Hello, I will be known as BBS around here, I am 16 years old and from the United Kingdom

Lately I have had trouble dreaming, and I hope to be able to lucid dream.

My aim now is to be able to dream or even lucid dream.

----------


## gab

Welcome to DILD class!

You know, when people don't remember their deams, they think that they don't dream at all. But they do. There is a few things you can try to start remembering your dreams. Please check out this article - Collection of techniques for DILD.

Dream journal is absolutelly essential. It will let your mind know, that dreaming and remembering them is important to you.

But I bet, that just by reading dreamviews, thinking about your dreams and dreaming in general will help you start remembering them.

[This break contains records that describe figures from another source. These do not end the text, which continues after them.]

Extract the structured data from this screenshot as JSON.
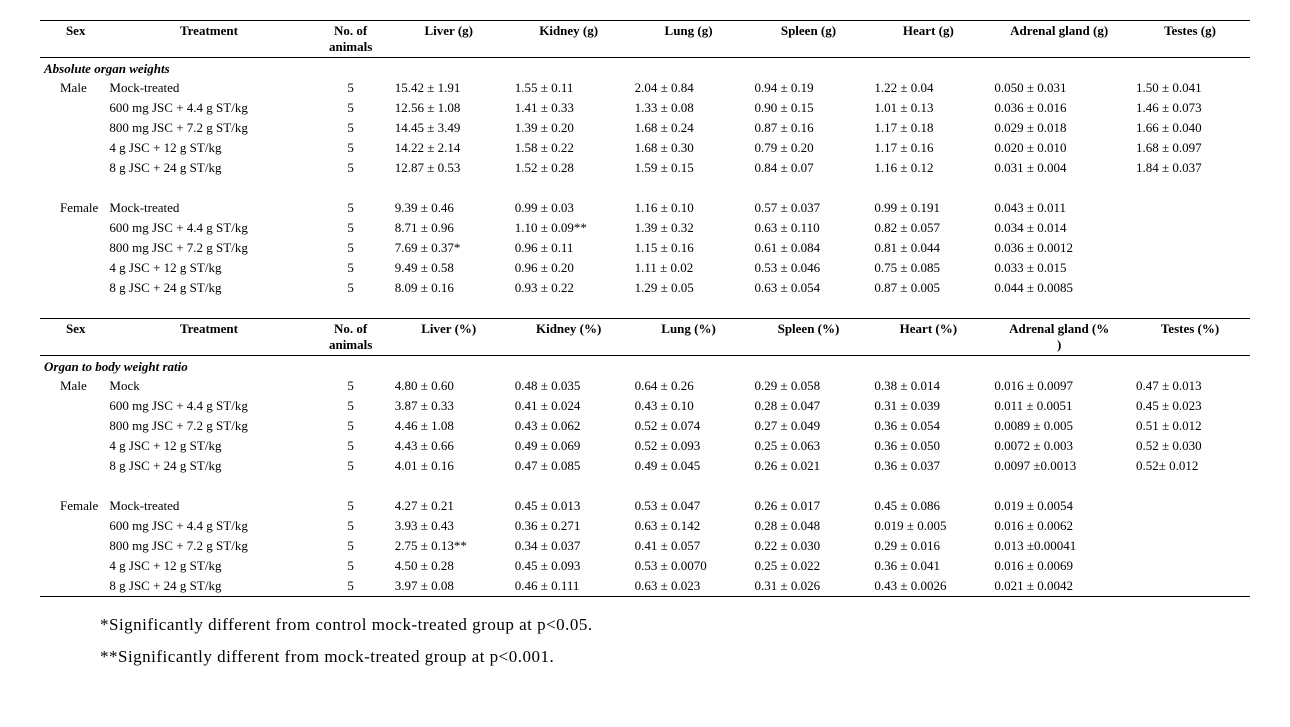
{
  "colors": {
    "text": "#000000",
    "bg": "#ffffff",
    "rule": "#000000"
  },
  "typography": {
    "font_family": "Times New Roman",
    "body_fontsize": 13,
    "footnote_fontsize": 17
  },
  "table1": {
    "headers": [
      "Sex",
      "Treatment",
      "No. of animals",
      "Liver (g)",
      "Kidney (g)",
      "Lung (g)",
      "Spleen (g)",
      "Heart (g)",
      "Adrenal gland (g)",
      "Testes (g)"
    ],
    "section_title": "Absolute organ weights",
    "groups": [
      {
        "sex": "Male",
        "rows": [
          {
            "treat": "Mock-treated",
            "n": "5",
            "vals": [
              "15.42 ± 1.91",
              "1.55 ± 0.11",
              "2.04 ± 0.84",
              "0.94 ± 0.19",
              "1.22 ± 0.04",
              "0.050 ± 0.031",
              "1.50 ± 0.041"
            ]
          },
          {
            "treat": "600 mg JSC + 4.4 g ST/kg",
            "n": "5",
            "vals": [
              "12.56 ± 1.08",
              "1.41 ± 0.33",
              "1.33 ± 0.08",
              "0.90 ± 0.15",
              "1.01 ± 0.13",
              "0.036 ± 0.016",
              "1.46 ± 0.073"
            ]
          },
          {
            "treat": "800 mg JSC + 7.2 g ST/kg",
            "n": "5",
            "vals": [
              "14.45 ± 3.49",
              "1.39 ± 0.20",
              "1.68 ± 0.24",
              "0.87 ± 0.16",
              "1.17 ± 0.18",
              "0.029 ± 0.018",
              "1.66 ± 0.040"
            ]
          },
          {
            "treat": "4 g JSC + 12 g ST/kg",
            "n": "5",
            "vals": [
              "14.22 ± 2.14",
              "1.58 ± 0.22",
              "1.68 ± 0.30",
              "0.79 ± 0.20",
              "1.17 ± 0.16",
              "0.020 ± 0.010",
              "1.68 ± 0.097"
            ]
          },
          {
            "treat": "8 g JSC + 24 g ST/kg",
            "n": "5",
            "vals": [
              "12.87 ± 0.53",
              "1.52 ± 0.28",
              "1.59 ± 0.15",
              "0.84 ± 0.07",
              "1.16 ± 0.12",
              "0.031 ± 0.004",
              "1.84 ± 0.037"
            ]
          }
        ]
      },
      {
        "sex": "Female",
        "rows": [
          {
            "treat": "Mock-treated",
            "n": "5",
            "vals": [
              "9.39 ± 0.46",
              "0.99 ± 0.03",
              "1.16 ± 0.10",
              "0.57 ± 0.037",
              "0.99 ± 0.191",
              "0.043 ± 0.011",
              ""
            ]
          },
          {
            "treat": "600 mg  JSC + 4.4 g ST/kg",
            "n": "5",
            "vals": [
              "8.71 ± 0.96",
              "1.10 ± 0.09**",
              "1.39 ± 0.32",
              "0.63 ± 0.110",
              "0.82 ± 0.057",
              "0.034 ± 0.014",
              ""
            ]
          },
          {
            "treat": "800 mg JSC + 7.2 g ST/kg",
            "n": "5",
            "vals": [
              "7.69 ± 0.37*",
              "0.96 ± 0.11",
              "1.15 ± 0.16",
              "0.61 ± 0.084",
              "0.81 ± 0.044",
              "0.036 ± 0.0012",
              ""
            ]
          },
          {
            "treat": "4 g JSC + 12 g ST/kg",
            "n": "5",
            "vals": [
              "9.49 ± 0.58",
              "0.96 ± 0.20",
              "1.11 ± 0.02",
              "0.53 ± 0.046",
              "0.75 ± 0.085",
              "0.033 ± 0.015",
              ""
            ]
          },
          {
            "treat": "8 g JSC + 24 g ST/kg",
            "n": "5",
            "vals": [
              "8.09 ± 0.16",
              "0.93 ± 0.22",
              "1.29 ± 0.05",
              "0.63 ± 0.054",
              "0.87 ± 0.005",
              "0.044 ± 0.0085",
              ""
            ]
          }
        ]
      }
    ]
  },
  "table2": {
    "headers": [
      "Sex",
      "Treatment",
      "No. of animals",
      "Liver (%)",
      "Kidney (%)",
      "Lung (%)",
      "Spleen (%)",
      "Heart (%)",
      "Adrenal gland (% )",
      "Testes (%)"
    ],
    "section_title": "Organ to body weight ratio",
    "groups": [
      {
        "sex": "Male",
        "rows": [
          {
            "treat": "Mock",
            "n": "5",
            "vals": [
              "4.80 ± 0.60",
              "0.48 ± 0.035",
              "0.64 ± 0.26",
              "0.29 ± 0.058",
              "0.38 ± 0.014",
              "0.016 ± 0.0097",
              "0.47 ± 0.013"
            ]
          },
          {
            "treat": "600 mg JSC + 4.4 g ST/kg",
            "n": "5",
            "vals": [
              "3.87 ± 0.33",
              "0.41 ± 0.024",
              "0.43 ± 0.10",
              "0.28 ± 0.047",
              "0.31 ± 0.039",
              "0.011 ± 0.0051",
              "0.45 ± 0.023"
            ]
          },
          {
            "treat": "800 mg JSC + 7.2 g ST/kg",
            "n": "5",
            "vals": [
              "4.46 ± 1.08",
              "0.43 ± 0.062",
              "0.52 ± 0.074",
              "0.27 ± 0.049",
              "0.36 ± 0.054",
              "0.0089 ± 0.005",
              "0.51 ± 0.012"
            ]
          },
          {
            "treat": "4 g JSC + 12 g ST/kg",
            "n": "5",
            "vals": [
              "4.43 ± 0.66",
              "0.49 ± 0.069",
              "0.52 ± 0.093",
              "0.25 ± 0.063",
              "0.36 ± 0.050",
              "0.0072 ± 0.003",
              "0.52 ± 0.030"
            ]
          },
          {
            "treat": "8 g JSC + 24 g ST/kg",
            "n": "5",
            "vals": [
              "4.01 ± 0.16",
              "0.47 ± 0.085",
              "0.49 ± 0.045",
              "0.26 ± 0.021",
              "0.36 ± 0.037",
              "0.0097 ±0.0013",
              "0.52± 0.012"
            ]
          }
        ]
      },
      {
        "sex": "Female",
        "rows": [
          {
            "treat": "Mock-treated",
            "n": "5",
            "vals": [
              "4.27 ± 0.21",
              "0.45 ± 0.013",
              "0.53 ± 0.047",
              "0.26 ± 0.017",
              "0.45 ± 0.086",
              "0.019 ± 0.0054",
              ""
            ]
          },
          {
            "treat": "600 mg JSC + 4.4 g ST/kg",
            "n": "5",
            "vals": [
              "3.93 ± 0.43",
              "0.36 ± 0.271",
              "0.63 ± 0.142",
              "0.28 ± 0.048",
              "0.019 ± 0.005",
              "0.016 ± 0.0062",
              ""
            ]
          },
          {
            "treat": "800 mg JSC + 7.2 g ST/kg",
            "n": "5",
            "vals": [
              "2.75 ± 0.13**",
              "0.34 ± 0.037",
              "0.41 ± 0.057",
              "0.22 ± 0.030",
              "0.29 ± 0.016",
              "0.013 ±0.00041",
              ""
            ]
          },
          {
            "treat": "4 g JSC + 12 g ST/kg",
            "n": "5",
            "vals": [
              "4.50 ± 0.28",
              "0.45 ± 0.093",
              "0.53 ± 0.0070",
              "0.25 ± 0.022",
              "0.36 ± 0.041",
              "0.016 ± 0.0069",
              ""
            ]
          },
          {
            "treat": "8 g JSC + 24 g ST/kg",
            "n": "5",
            "vals": [
              "3.97 ± 0.08",
              "0.46 ± 0.111",
              "0.63 ± 0.023",
              "0.31 ± 0.026",
              "0.43 ± 0.0026",
              "0.021 ± 0.0042",
              ""
            ]
          }
        ]
      }
    ]
  },
  "footnotes": {
    "a": "*Significantly different from control mock-treated group at p<0.05.",
    "b": "**Significantly different from mock-treated group at p<0.001."
  }
}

Keep me posted and please ask any other questions you may have. To get you to start remembering your dreams is very easy, everybody achieves that, and then we can start working on your lucid dreams. Happy dreams ::alien::

----------


## BBS

Looking to start a workbook again and get back into Lucid Dreaming, can you give me any suggestions on the easiest method, Gab?

----------


## FryingMan

Hi BBS!
   I think the easiest (well at least the simplest to describe[*]) approach to build a dreaming practice is just to resolve to pay attention to all your life experiences: waking, or dreaming, all of them.   Do RCs, sure, but more importantly, be mindfully aware of what's going on with and around you.   Try to gradually spend less and less time being "zoned out."   Rather, strive to remain "tuned in."   Then, practice recalling these experiences.   At the end of the day, recall your day's experiences.  When you wake up in the morning, recall your dreaming experiences.     Reflect upon your experiences (both while you're in the middle of them and later when recalling them) and look for dream-like phenomena.  Pay attention, reflect, recall, both day and night.  Build a life upon those things and your waking life will be more enjoyable and your dreaming life will blossom.   Do that, and the LDs will surely come.
[*] LD practice is not what I'd call "easy."  It takes dedication, determination, diligence, and patience.  It's a life-long journey of personal discovery of consciousness, awareness, sleeping and dreaming.  Love the journey!

----------